When the fruit and nut trees wake up from winter, they first let their dazzling flowering sexual organs hang out for a few weeks of rampaging intermingling before slowly getting dressed in leaves to fuel their pregnancies with sunlight. Nothing wrong with that! Calling in the flying insects to do half the yeoman’s work of dating and mating is a little kinky, but there’s nothing wrong with that, either. Nature is the most creative and hardest-working sexual machine on the planet. Adam & Eve dressed in fig leaves were stone dullards by comparison.
I can tell you that the oak trees here on Gullyvornya’s central coast breathed a sigh of relief after the recent rainstorms. They looked like dead ducks after another “mild winter,” which more resembled a protracted Indian summer, but now they look refreshed for the time being. We’re sadly looking at blue skies for the foreseeable future. It’s getting so you can’t even have polite conversation about the weather with the cash register clerks. Great weather we’re having! No, not really.
“What digby said” about the drought, but let me add that it ain’t just the water that’s a problem. My understanding is that in autumn the fruit and nut trees synthesize a growth inhibiting hormone that lays them dormant through winter, and cold weather slowly breaks down this growth inhibitor in anticipation of the open-orgy when Spring is sprung.
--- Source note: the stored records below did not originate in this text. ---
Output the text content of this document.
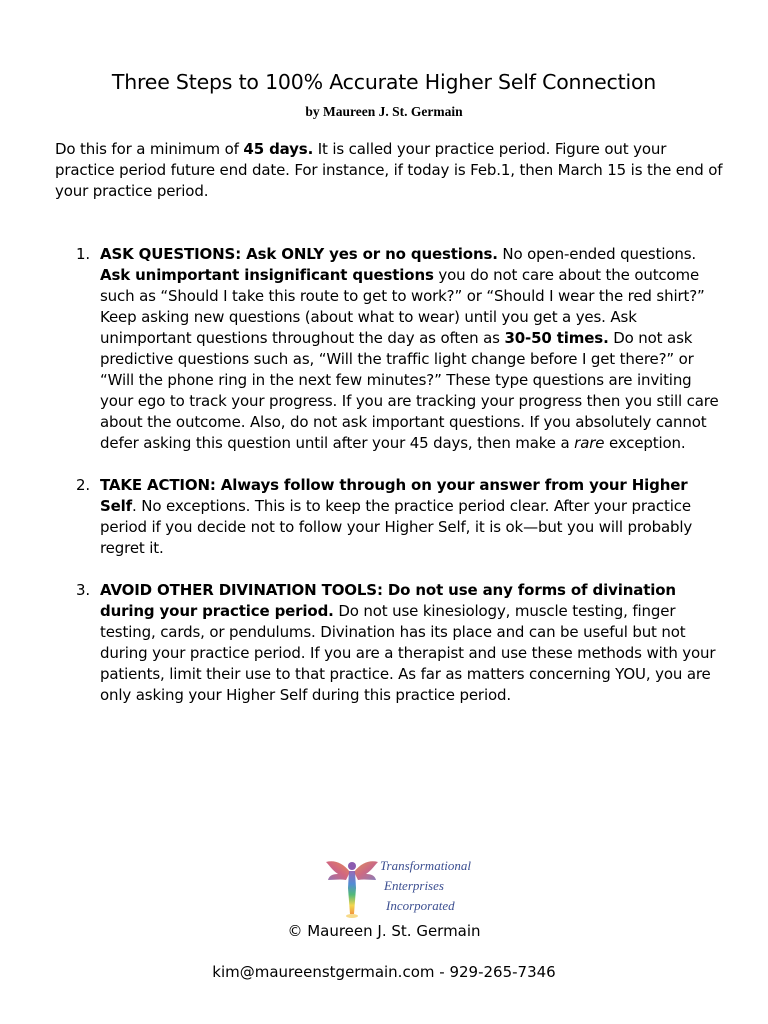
Three Steps to 100% Accurate Higher Self Connection
by Maureen J. St. Germain
Do this for a minimum of 45 days. It is called your practice period. Figure out your practice period future end date. For instance, if today is Feb.1, then March 15 is the end of your practice period.
1. ASK QUESTIONS: Ask ONLY yes or no questions. No open-ended questions. Ask unimportant insignificant questions you do not care about the outcome such as “Should I take this route to get to work?” or “Should I wear the red shirt?” Keep asking new questions (about what to wear) until you get a yes. Ask unimportant questions throughout the day as often as 30-50 times. Do not ask predictive questions such as, “Will the traffic light change before I get there?” or “Will the phone ring in the next few minutes?” These type questions are inviting your ego to track your progress. If you are tracking your progress then you still care about the outcome. Also, do not ask important questions. If you absolutely cannot defer asking this question until after your 45 days, then make a rare exception.
2. TAKE ACTION: Always follow through on your answer from your Higher Self. No exceptions. This is to keep the practice period clear. After your practice period if you decide not to follow your Higher Self, it is ok—but you will probably regret it.
3. AVOID OTHER DIVINATION TOOLS: Do not use any forms of divination during your practice period. Do not use kinesiology, muscle testing, finger testing, cards, or pendulums. Divination has its place and can be useful but not during your practice period. If you are a therapist and use these methods with your patients, limit their use to that practice. As far as matters concerning YOU, you are only asking your Higher Self during this practice period.
Transformational
Enterprises
Incorporated
© Maureen J. St. Germain
kim@maureenstgermain.com - 929-265-7346
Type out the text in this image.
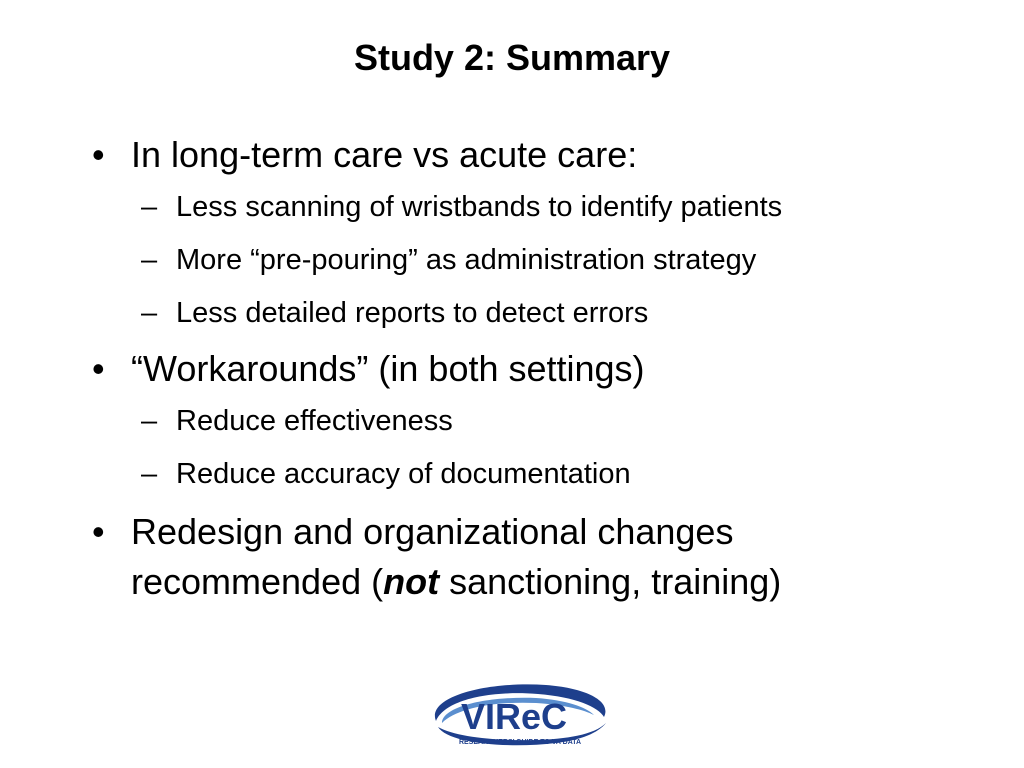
Study 2: Summary
• In long-term care vs acute care:
– Less scanning of wristbands to identify patients
– More “pre-pouring” as administration strategy
– Less detailed reports to detect errors
• “Workarounds” (in both settings)
– Reduce effectiveness
– Reduce accuracy of documentation
• Redesign and organizational changes
recommended (not sanctioning, training)
VIReC
RESEARCHERS’ GUIDE TO VA DATA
The trees require a certain number of hours of chill-time (say 300-1500 h below 45 degrees F) in order to properly set their fruit, depending on the species.
In general, drought + short chill-times is not a good combo for happy, proliferative sex between our brothers, sisters, and selfers (Geschwister) in the Kingdom of Humanly Edible Green Things, not to mention their kinky little flying match-makers in our own Less-Sessile Kingdom.